Notably, people in industry and finance have predominantly hosted the reductionist approach. With their blinkers on they are focused on one aspect and fail to see the consequences of their actions on the whole system. Ecologists do not believe that this ‘silver bullet’ approach will solve our problems relating to environmental decline, economic growth and health care. As we are seeing, fossil fuel companies are profiting hugely on that silver bullet to economic growth. Meanwhile, the natural world suffers and the services we rely on are threatened globally.
In relation to biodiversity decline, a holistic view takes a step back and analyses various factors that are adding to the existential crisis. Factors such as intensive farming, soil degradation, deforestation, desertification, acidification and famine that all come because of a warming world. It may seem obvious that ‘reducing emissions will equal less climatic changes but the system’s this affects is multi-faceted and simply cannot be fixed with one solution. To make change, a holistic approach is preferred that reconciles the diversity of people, their knowledge and communities. Conservation cannot be just for ‘conservationists’, it must be incorporated into our everyday actions and business decisions.

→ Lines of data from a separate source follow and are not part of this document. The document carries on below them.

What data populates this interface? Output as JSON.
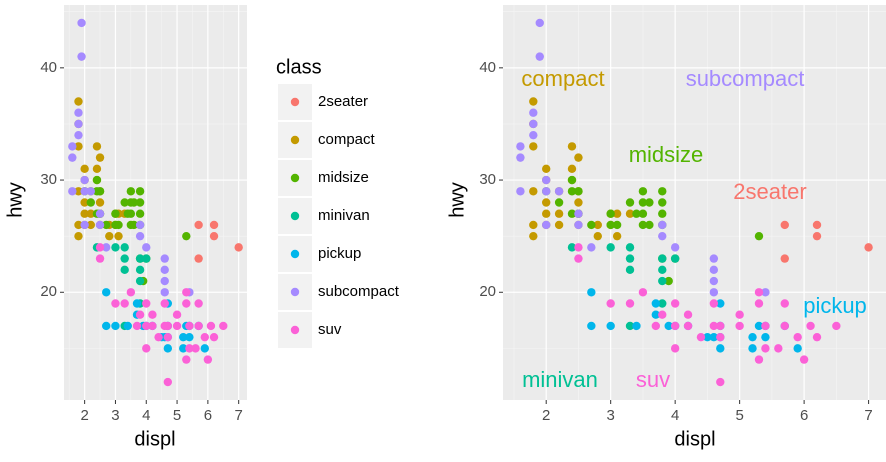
{
  "chart_data": [
    {
      "type": "scatter",
      "x_label": "displ",
      "y_label": "hwy",
      "legend_title": "class",
      "xlim": [
        1.33,
        7.27
      ],
      "ylim": [
        10.4,
        45.6
      ],
      "xticks": [
        2,
        3,
        4,
        5,
        6,
        7
      ],
      "yticks": [
        20,
        30,
        40
      ],
      "grid": true,
      "legend": "right",
      "series": [
        {
          "name": "2seater",
          "color": "#F8766D",
          "x": [
            5.7,
            5.7,
            6.2,
            6.2,
            7.0
          ],
          "values": [
            26,
            23,
            26,
            25,
            24
          ]
        },
        {
          "name": "compact",
          "color": "#C49A00",
          "x": [
            1.8,
            1.8,
            2.0,
            2.0,
            2.8,
            3.1,
            1.8,
            2.0,
            2.0,
            2.8,
            3.1,
            2.2,
            2.2,
            2.4,
            3.0,
            3.3,
            2.5,
            2.5,
            1.8,
            1.8,
            1.8,
            2.4,
            2.4,
            2.5,
            2.5,
            2.2,
            2.5,
            3.0,
            2.0
          ],
          "values": [
            29,
            26,
            31,
            30,
            26,
            27,
            25,
            28,
            27,
            25,
            25,
            26,
            27,
            31,
            26,
            27,
            28,
            29,
            33,
            35,
            37,
            30,
            33,
            32,
            27,
            29,
            26,
            27,
            26
          ]
        },
        {
          "name": "midsize",
          "color": "#53B400",
          "x": [
            2.4,
            2.4,
            3.1,
            3.5,
            3.6,
            3.0,
            3.5,
            3.3,
            3.8,
            3.8,
            3.8,
            5.3,
            2.5,
            2.5,
            3.5,
            4.0,
            2.4,
            3.5,
            3.0,
            2.7,
            3.8,
            3.6,
            2.0,
            2.2,
            3.4,
            3.8,
            3.9
          ],
          "values": [
            27,
            30,
            26,
            29,
            26,
            26,
            26,
            28,
            27,
            26,
            28,
            25,
            29,
            27,
            27,
            23,
            29,
            28,
            27,
            26,
            23,
            28,
            29,
            28,
            27,
            29,
            21
          ]
        },
        {
          "name": "minivan",
          "color": "#00C094",
          "x": [
            2.4,
            3.0,
            3.3,
            3.3,
            3.3,
            3.8,
            3.8,
            3.8,
            4.0,
            3.8,
            3.3
          ],
          "values": [
            24,
            24,
            22,
            24,
            17,
            22,
            21,
            23,
            23,
            19,
            23
          ]
        },
        {
          "name": "pickup",
          "color": "#00B6EB",
          "x": [
            2.7,
            2.7,
            3.0,
            3.7,
            3.7,
            3.9,
            4.7,
            4.7,
            4.7,
            5.2,
            5.7,
            5.9,
            4.2,
            4.6,
            5.4,
            5.4,
            4.0,
            4.7,
            5.2,
            5.3,
            3.4,
            4.5
          ],
          "values": [
            20,
            17,
            17,
            19,
            18,
            17,
            17,
            16,
            15,
            15,
            17,
            15,
            17,
            16,
            17,
            16,
            17,
            19,
            16,
            17,
            17,
            16
          ]
        },
        {
          "name": "subcompact",
          "color": "#A58AFF",
          "x": [
            1.6,
            1.6,
            1.6,
            1.8,
            1.8,
            1.9,
            1.9,
            2.0,
            2.0,
            2.5,
            2.5,
            3.8,
            3.8,
            4.0,
            4.6,
            4.6,
            4.6,
            5.4,
            2.0,
            2.7,
            2.2,
            1.8,
            4.6
          ],
          "values": [
            29,
            32,
            33,
            34,
            36,
            44,
            41,
            29,
            26,
            27,
            26,
            26,
            25,
            24,
            23,
            22,
            21,
            20,
            30,
            24,
            29,
            35,
            20
          ]
        },
        {
          "name": "suv",
          "color": "#FB61D7",
          "x": [
            2.5,
            2.5,
            3.5,
            3.7,
            4.0,
            4.7,
            5.7,
            6.5,
            4.0,
            4.2,
            4.6,
            5.4,
            5.4,
            5.3,
            6.0,
            5.3,
            5.3,
            5.7,
            6.1,
            6.2,
            3.0,
            4.2,
            4.6,
            4.7,
            4.0,
            5.0,
            4.4,
            3.3,
            3.8,
            4.7,
            5.6,
            5.0,
            5.9
          ],
          "values": [
            24,
            23,
            20,
            17,
            17,
            17,
            17,
            17,
            19,
            18,
            17,
            17,
            15,
            14,
            14,
            19,
            20,
            19,
            17,
            16,
            19,
            17,
            19,
            12,
            15,
            17,
            16,
            19,
            18,
            16,
            15,
            18,
            16
          ]
        }
      ]
    },
    {
      "type": "scatter",
      "x_label": "displ",
      "y_label": "hwy",
      "xlim": [
        1.33,
        7.27
      ],
      "ylim": [
        10.4,
        45.6
      ],
      "xticks": [
        2,
        3,
        4,
        5,
        6,
        7
      ],
      "yticks": [
        20,
        30,
        40
      ],
      "grid": true
    }
  ]
}
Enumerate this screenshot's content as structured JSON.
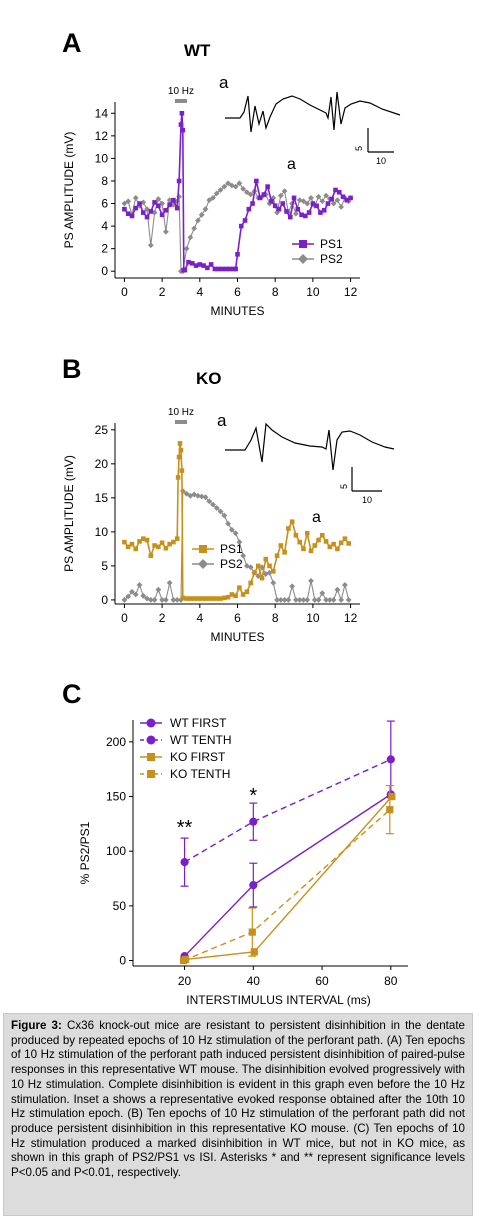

A holistic view further embraces the saying,
‘Man did not weave the web of life. He is merely a strand within it and whatever he does to the web he does to himself’. So, who would we become if we honoured the non-human world as if it matters to us and to them? Why has this not been incorporated into our learning and early education?
As a people, wherever you are from, whatever the colour of your skin, religion or sandwich choice we must come together and protect the one thing we all have in common. Nature. It isn’t just about being inclusive to each other but to the natural world and how our actions are affecting it now and in the future. Recognising our wonderful human ability to think and live we must work to better recognise the wonder and importance of the natural world, before it is far too late.